Years ago, it likely wasn’t a problem; when horses were more physically active and had limited feed, the excess sugar accumulation in the muscles may have conferred an advantage, McCue says. Her team has demonstrated that this “thrifty” genotype was used in breeding. But today, as horses aren’t as active and have access to more feed, the mutation can lead to disease. This was the first ever described “gain of function” mutation in glycogen synthase discovered in any species, McCue says.

What McCue finds especially interesting is the location of the mutation on the enzyme. It has been highly conserved across species over time, meaning that researchers have found the same pattern in dogs, cats, monkeys, horses, people — all of the species they’ve studied. “That would suggest that it’s important,” she says. McCue has teamed up with James Ervasti, Ph.D., a professor of biochemistry, molecular biology, and biophysics and faculty member with the Paul and Sheila Wellstone Muscular Dystrophy Center at the University, to try to understand what biochemical change is happening in that particular spot, which may provide clues about why the location of the mutation matters.

And because about half of glycogen storage diseases in people today have no identifiable cause, McCue says, this work may help identify the source and provide a springboard for new treatment strategies.


Web extra—A new look at joint pain

Image: Courtesy of Mikko Nissi, Ph.D.

(Image: Courtesy of Mikko Nissi, Ph.D.)

Before a horse is sold, several of its joints are usually radiographed as part of a health evaluation. Sometimes these scans reveal lesions in the joints that result from a developmental condition known as osteochondrosis, which affects rapidly growing animals such as dogs, pigs, and humans, too.

The ends of adult long bones (in all of these species) are covered with articular cartilage, a permanent tissue. Underneath that, there’s a layer of growth cartilage that has a blood supply while the animal is growing but is converted to bone over time.

College of Veterinary Medicine pathologist Cathy Carlson, D.V.M., Ph.D., says histological studies of horses show that a defect in the growth cartilage’s blood supply can lead to these lesions, resulting in an area of retained dead cartilage in the bone and predisposing it to weakness. If these areas collapse, the result is a painful lesion in the joint and, if left untreated, premature osteoarthritis.

Carlson was determined to prove, using magnetic resonance imaging, that a faulty blood supply was to blame for these lesions across species, including in humans. So she approached Jutta Ellermann, M.D., Ph.D., an assistant professor in the Department of Radiology and part of the University’s world-renowned Center for Magnetic Resonance Research (CMRR), to find out how to do it.

Ellermann knew that blood vessels had been imaged in the brain, but no one had used the technology to image blood vessels in cartilage. “[I]t’s unusual to apply it to the cartilage,” she thought, “but let’s try it. And that was the beginning of a new direction.”

Working with Ellermann, Carlson, and College of Veterinary Medicine large animal surgeon Ferenc Toth, D.V.M., Ph.D., CMRR physicist Mikko Nissi, Ph.D., developed a technique to visualize the blood vessels in animal cartilage using the center’s 9.4 Tesla magnet. Nissi’s initial work was done using tissue specimens, but the technique was quickly applied and demonstrated in vivo as well.

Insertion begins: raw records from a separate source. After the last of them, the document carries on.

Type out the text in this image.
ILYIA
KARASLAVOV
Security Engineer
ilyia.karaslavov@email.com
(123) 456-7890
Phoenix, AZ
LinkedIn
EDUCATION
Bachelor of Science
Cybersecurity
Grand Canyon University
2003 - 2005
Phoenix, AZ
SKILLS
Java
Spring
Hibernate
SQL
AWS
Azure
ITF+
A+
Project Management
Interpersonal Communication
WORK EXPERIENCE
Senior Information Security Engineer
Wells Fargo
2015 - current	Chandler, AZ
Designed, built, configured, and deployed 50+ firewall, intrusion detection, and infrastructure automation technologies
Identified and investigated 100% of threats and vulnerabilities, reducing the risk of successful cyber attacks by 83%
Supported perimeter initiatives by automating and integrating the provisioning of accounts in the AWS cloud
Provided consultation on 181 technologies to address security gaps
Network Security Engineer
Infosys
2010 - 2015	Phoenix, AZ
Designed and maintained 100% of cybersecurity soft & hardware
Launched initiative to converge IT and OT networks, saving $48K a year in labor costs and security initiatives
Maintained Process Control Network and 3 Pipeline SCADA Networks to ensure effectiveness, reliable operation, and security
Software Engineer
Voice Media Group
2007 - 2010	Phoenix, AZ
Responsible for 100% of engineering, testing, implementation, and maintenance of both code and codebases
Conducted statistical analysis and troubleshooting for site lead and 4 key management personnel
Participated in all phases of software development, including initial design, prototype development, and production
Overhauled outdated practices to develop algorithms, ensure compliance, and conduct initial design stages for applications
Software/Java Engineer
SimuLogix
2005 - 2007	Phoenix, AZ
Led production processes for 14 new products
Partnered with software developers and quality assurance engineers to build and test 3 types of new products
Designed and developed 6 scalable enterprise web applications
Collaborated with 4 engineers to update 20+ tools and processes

The team now can evaluate the vessels in cartilage in three dimensions and is assessing foals at various ages. The multidisciplinary group has applied the technique to human tissues as well.

“We are the only group in the world who noninvasively images cartilage vessels,” Ellermann says.

This work could lend knowledge about how best to treat joint pain while keeping horses and humans active for as long as possible, Carlson says.

“The horses helped us develop the technique,” she adds. “We can study [the disease] in horses … and then apply the findings to humans.”